Я понимаю, что читатель ждет от меня рассказа о том, как вопреки отцу маленький Юлиус трогательно подружился с дедом и тот нашел успокоение во внуке, потому что в сыне оного не доискался. Даже на инженера не доучился Егорий и девушки, или, вернее, женщины, давшей жизнь Юлиусу, не только привезти домой не смог, но и назвать не хотел. Кто она?.. Хотя, впрочем, все было ясно.
Однако, чтобы следовать правде истории этой семьи, я не могу сказать, хотя мне бы этого и хотелось, что Юлиус и дед подружились. Увы — нет. Почему же? Не знаю. Наверное, как и во всех жизненных делах, здесь не было одной-единой причины. И дед был не такой уж безобидный и милый старикашечка, и внук хоть и слыл тихоней, однако имел уже что-то свое, чего никому не открывал. И русский язык так и не выучил Эберхардт прилично… Да мало ли! Были, конечно, у них минуты, когда и тому и другому хотелось кинуться друг к другу… Но минуты проходили, а люди мешкали. Минуты проходили и наставали совсем другие, в которые и тому и другому думалось уже иначе. (Боже мой, о чем только не думается нам, когда надо не думать, а действовать. Но именно тогда мы начинаем думать, даже если до этого никогда не пускались в зыбкое море мыслей!)
Егорий, или, как он называл себя, Георг, мог бы жениться в городе, который был его родиной, как ни кинь. Но, видимо, он не собирался этого делать. Гордо, с кривой усмешечкой проходил Георг по улицам и смотрел поверх голов, изредка кланяясь совсем уже знакомым. И, странно, все знали, что отец его держит кофейню и булочную и что сам Егорий Иванович — недоучка и ни к чему не приспособлен. И неумен. И путался с девицей, от которой привез младенца, неизвестно еще, чьего сына. И собой уж не бог весть как хорош… И неизвестно, так ли уж богат… А уступали — тем не менее — ему дорогу, кланялись первыми, часто не дождавшись ответного кивка и закрасневшись от этого, — так велика была сила уверенности у Георга в своем непонятном превосходстве.
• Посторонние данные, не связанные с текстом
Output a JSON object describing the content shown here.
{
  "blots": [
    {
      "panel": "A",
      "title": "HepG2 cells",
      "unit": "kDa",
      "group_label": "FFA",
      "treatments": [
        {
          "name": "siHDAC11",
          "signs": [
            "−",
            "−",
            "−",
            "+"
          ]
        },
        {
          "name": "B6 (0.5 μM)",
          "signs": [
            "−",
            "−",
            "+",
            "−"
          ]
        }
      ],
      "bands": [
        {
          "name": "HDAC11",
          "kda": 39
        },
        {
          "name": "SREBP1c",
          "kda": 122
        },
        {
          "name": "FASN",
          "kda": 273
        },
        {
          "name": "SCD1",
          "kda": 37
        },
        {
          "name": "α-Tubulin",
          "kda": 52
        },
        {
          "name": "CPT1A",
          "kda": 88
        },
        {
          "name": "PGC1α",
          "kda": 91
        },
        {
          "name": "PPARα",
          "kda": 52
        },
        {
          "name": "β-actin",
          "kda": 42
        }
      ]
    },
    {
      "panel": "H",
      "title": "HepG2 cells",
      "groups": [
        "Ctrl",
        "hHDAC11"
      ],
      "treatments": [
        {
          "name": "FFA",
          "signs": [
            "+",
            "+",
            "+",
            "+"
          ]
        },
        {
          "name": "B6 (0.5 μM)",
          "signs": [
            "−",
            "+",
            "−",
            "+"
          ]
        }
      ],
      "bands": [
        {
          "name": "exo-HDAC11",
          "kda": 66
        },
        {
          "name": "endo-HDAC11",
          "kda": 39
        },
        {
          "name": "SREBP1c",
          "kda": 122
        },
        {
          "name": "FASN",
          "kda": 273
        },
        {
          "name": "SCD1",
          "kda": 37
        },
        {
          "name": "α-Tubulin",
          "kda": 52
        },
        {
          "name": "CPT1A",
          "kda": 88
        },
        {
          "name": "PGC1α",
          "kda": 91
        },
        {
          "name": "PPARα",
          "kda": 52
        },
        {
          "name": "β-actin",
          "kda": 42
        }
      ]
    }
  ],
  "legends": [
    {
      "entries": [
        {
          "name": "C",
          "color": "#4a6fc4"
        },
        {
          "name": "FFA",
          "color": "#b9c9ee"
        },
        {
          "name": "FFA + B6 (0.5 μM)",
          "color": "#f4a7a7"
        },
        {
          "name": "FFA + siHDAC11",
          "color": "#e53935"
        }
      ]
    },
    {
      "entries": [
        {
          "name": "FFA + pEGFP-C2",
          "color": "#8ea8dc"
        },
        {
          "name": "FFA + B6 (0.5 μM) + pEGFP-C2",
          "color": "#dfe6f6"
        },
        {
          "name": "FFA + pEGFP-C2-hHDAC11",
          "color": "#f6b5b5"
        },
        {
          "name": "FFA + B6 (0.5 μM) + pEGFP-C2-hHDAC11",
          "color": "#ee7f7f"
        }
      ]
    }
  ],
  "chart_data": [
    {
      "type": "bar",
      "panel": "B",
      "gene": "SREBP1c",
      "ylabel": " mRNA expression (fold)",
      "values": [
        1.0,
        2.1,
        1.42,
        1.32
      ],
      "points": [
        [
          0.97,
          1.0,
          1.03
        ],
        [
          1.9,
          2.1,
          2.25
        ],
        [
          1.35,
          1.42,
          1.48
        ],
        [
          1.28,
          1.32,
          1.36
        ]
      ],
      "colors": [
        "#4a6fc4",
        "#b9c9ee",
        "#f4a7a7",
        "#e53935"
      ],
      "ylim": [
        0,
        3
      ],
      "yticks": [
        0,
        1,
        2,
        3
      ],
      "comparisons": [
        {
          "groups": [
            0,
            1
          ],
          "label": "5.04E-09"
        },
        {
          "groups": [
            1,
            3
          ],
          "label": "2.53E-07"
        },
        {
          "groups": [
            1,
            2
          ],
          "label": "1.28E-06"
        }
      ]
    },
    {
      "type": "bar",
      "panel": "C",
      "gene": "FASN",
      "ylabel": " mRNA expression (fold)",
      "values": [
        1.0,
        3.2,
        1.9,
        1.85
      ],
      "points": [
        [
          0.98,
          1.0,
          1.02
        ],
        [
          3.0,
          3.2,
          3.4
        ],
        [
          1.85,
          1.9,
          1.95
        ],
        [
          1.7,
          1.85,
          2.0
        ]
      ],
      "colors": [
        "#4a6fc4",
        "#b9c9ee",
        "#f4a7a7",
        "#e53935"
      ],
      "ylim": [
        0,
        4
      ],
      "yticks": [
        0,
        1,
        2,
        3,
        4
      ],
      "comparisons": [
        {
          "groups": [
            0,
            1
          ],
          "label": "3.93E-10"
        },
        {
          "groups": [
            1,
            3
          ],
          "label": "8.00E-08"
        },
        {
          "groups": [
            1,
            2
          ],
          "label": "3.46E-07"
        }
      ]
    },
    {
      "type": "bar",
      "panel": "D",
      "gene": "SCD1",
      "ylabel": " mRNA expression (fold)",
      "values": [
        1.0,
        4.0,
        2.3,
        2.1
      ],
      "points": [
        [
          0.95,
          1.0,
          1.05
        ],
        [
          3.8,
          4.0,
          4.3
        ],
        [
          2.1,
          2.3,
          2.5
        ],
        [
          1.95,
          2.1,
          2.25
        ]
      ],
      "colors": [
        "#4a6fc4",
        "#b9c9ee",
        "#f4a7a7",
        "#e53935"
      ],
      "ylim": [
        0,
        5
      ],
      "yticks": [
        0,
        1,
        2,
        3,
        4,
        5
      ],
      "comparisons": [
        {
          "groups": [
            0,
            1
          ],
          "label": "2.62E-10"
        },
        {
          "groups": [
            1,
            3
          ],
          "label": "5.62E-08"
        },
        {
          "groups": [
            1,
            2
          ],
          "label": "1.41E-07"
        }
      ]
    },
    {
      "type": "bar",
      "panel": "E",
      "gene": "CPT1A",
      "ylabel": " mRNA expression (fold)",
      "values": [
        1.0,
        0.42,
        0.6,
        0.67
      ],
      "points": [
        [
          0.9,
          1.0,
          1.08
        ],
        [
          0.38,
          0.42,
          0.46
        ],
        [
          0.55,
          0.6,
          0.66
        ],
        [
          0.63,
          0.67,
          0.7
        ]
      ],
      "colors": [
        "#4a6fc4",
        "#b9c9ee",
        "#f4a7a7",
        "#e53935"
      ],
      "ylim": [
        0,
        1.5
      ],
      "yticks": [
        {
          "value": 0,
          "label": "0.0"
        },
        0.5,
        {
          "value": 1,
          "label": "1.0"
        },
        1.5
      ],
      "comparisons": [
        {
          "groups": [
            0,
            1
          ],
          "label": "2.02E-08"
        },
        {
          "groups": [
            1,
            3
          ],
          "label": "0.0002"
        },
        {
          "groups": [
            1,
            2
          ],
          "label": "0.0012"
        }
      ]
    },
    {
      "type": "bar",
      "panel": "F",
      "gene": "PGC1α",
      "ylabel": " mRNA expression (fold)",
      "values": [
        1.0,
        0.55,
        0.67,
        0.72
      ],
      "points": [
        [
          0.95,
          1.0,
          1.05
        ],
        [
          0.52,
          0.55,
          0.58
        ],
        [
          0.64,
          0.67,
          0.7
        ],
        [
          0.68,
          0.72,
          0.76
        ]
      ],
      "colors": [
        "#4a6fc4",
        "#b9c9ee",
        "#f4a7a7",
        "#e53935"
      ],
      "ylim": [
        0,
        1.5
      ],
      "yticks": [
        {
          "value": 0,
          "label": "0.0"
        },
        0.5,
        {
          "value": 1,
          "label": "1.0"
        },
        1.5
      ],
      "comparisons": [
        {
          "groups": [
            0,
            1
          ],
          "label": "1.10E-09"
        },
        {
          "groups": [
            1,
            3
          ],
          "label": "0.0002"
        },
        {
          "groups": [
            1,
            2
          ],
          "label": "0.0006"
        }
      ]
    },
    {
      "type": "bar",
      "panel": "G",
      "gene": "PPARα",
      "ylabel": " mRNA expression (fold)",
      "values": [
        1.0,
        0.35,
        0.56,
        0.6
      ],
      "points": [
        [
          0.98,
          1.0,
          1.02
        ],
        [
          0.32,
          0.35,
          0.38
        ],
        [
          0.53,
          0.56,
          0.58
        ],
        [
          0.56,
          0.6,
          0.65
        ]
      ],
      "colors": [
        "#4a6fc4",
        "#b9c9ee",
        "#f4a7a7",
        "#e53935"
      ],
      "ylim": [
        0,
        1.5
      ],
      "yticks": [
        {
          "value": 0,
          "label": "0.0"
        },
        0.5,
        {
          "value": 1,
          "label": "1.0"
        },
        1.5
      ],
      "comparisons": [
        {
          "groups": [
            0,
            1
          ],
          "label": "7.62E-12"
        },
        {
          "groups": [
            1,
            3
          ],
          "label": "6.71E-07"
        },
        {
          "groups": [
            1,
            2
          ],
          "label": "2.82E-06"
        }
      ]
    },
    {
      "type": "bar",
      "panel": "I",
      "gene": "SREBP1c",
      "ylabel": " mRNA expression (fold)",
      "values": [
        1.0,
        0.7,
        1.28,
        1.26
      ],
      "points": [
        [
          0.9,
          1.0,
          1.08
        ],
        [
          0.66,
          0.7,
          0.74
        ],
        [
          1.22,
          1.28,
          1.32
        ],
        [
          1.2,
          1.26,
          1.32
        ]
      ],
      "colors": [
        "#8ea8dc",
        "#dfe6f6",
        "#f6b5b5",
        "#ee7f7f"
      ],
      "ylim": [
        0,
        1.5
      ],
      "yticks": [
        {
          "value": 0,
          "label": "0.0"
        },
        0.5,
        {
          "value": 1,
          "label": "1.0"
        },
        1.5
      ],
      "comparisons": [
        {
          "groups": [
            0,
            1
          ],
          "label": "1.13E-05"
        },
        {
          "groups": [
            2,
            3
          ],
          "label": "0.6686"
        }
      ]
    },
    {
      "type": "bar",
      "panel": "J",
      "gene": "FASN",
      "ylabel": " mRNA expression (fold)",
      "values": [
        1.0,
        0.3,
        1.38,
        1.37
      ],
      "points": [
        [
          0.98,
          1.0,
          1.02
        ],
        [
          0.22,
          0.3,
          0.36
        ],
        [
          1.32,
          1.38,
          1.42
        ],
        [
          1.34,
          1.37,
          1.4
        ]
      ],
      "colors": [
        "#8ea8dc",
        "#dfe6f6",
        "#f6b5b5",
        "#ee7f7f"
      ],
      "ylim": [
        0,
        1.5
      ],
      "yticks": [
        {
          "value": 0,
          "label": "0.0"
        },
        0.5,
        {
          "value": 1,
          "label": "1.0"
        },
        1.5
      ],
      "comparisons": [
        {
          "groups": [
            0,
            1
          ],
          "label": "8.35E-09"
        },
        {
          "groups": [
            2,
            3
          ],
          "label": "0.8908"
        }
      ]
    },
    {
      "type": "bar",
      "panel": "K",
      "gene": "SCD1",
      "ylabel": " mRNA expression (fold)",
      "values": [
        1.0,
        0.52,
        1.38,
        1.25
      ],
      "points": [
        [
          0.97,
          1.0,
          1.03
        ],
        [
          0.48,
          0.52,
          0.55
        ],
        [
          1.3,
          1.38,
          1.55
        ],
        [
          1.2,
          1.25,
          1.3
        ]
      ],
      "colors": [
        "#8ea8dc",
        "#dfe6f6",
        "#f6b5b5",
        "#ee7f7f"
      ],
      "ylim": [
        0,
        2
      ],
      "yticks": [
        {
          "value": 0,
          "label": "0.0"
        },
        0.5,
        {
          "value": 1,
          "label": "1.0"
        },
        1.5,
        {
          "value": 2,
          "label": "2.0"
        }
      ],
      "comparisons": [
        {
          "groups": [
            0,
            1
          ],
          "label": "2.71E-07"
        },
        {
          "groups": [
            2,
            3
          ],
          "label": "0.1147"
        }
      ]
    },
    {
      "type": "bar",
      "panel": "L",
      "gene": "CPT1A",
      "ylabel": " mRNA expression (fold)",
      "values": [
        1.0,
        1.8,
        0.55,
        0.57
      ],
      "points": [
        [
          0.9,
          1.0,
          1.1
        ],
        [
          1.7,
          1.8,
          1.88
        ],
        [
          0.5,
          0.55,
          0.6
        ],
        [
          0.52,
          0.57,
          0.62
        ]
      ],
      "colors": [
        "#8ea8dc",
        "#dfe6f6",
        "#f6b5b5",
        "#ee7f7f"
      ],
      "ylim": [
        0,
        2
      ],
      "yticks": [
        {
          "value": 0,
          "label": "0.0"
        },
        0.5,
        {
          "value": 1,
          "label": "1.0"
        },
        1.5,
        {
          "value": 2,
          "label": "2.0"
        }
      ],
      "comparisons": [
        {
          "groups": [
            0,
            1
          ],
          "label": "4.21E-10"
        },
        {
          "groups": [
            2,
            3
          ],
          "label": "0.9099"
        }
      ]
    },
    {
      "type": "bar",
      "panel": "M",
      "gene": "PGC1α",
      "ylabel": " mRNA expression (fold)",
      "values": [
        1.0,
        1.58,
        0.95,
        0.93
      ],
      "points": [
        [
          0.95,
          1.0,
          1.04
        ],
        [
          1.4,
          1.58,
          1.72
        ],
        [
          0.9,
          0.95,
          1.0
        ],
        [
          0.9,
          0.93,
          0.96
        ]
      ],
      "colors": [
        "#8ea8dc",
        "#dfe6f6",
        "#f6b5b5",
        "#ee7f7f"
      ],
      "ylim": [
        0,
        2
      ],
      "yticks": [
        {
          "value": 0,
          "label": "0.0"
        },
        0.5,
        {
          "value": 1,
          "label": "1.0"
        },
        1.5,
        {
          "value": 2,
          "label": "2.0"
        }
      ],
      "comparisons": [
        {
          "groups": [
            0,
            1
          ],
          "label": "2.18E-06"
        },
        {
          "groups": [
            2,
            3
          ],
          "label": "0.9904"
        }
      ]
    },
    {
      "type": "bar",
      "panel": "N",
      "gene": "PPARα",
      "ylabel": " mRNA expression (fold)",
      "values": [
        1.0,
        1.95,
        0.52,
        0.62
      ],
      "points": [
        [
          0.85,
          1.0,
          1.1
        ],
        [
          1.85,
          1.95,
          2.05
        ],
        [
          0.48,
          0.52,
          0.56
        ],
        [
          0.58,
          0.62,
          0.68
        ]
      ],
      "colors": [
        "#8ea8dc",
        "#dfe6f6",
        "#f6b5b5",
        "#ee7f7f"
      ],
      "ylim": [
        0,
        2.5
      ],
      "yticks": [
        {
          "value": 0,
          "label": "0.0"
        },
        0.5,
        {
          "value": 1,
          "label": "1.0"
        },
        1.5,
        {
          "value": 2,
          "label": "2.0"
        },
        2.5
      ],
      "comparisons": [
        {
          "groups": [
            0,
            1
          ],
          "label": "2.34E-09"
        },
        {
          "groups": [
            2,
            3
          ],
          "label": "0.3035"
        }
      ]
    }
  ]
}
Сила, чуть ли не материально ощутимая. Твердая и грубая, как кора дерева. И девушки — не одна — видели во снах его небольшие темно-голубые глаза, которые с неземным выражением и чувством смотрели на них, источая любовь, на которую въяве живущий Егорий вряд ли был способен. Впрочем, никто об этом ничего не знал, и невестам городка еще больше мечталось. Видите как — прошло совсем немного времени, событий вроде бы и нет, — Эберхардт уже дедушка, а помните, о нем тоже вздыхали в Саар-Брюккене… И сын его приближается к тридцатилетнему рубежу. И внук уже не так мал. Внук Юлиус.
Пришла мне в голову мысль, что, может быть, не так и не прав был Георг, гордо вышагивая по мостовым городка и задирая голову выше колоколен. Недоучка, немцев сын, кофейник… Сколько на нем всего висело. А если еще и робость, и улыбки… Пропал бы Егорий. Смеялись бы над ним чуть не вслух, что и пробовали вначале, не очень, правда, громко. Его бы осуждали и обсуждали на всех светских сборищах, и ни одна барышня городка не стала бы видеть его в своих одиноких снах. И только какие-нибудь странного вида личности, неудачники и пьяницы, сделали бы из него нечто вроде попранного кумира, и стал бы он посмешищем и все равно принес бы горе старому Эберхардту и себе. А так — себя он спас. Но это по ходу.
Скоро папенька стал разгуливать по улицам с сыном, и можно было слышать их беседы на немецком языке, нравственные и учебные. И Георгий Иванович выглядел совсем как важный барин, а сын его — как сын важного барина.
А вечерами в доме было невесело. Неярко горела большая керосиновая лампа на мраморном столбике в гостиной. В глубоком кресле сидел молча Иван Егорович. За столом, всегда затянутый в сюртук, даже дома не позволявший себе шлафрока или теплой куртки, коротал за книгой время Георгий Иванович, вряд ли читая книгу, а тоже думая о чем-нибудь том, что знал он один. И тихий Юлиус иногда спускался из своей одинокой детской, для того чтобы пожелать спокойной ночи деду и отцу. Не было женщины в доме, и, хотя чисто убирала приходящая служанка и вкусно готовила стряпуха, — не было в доме ни уюта, ни тепла. А сердце старого Эберхардта готово было разорваться от любви и жалости к сыну, который сидел как кукла в витрине и держал в вытянутой руке книгу, время от времени ровно перелистывая страницы. Лицо Аграфены просвечивало сквозь сухость выражения и заставляло старика на что-то надеяться.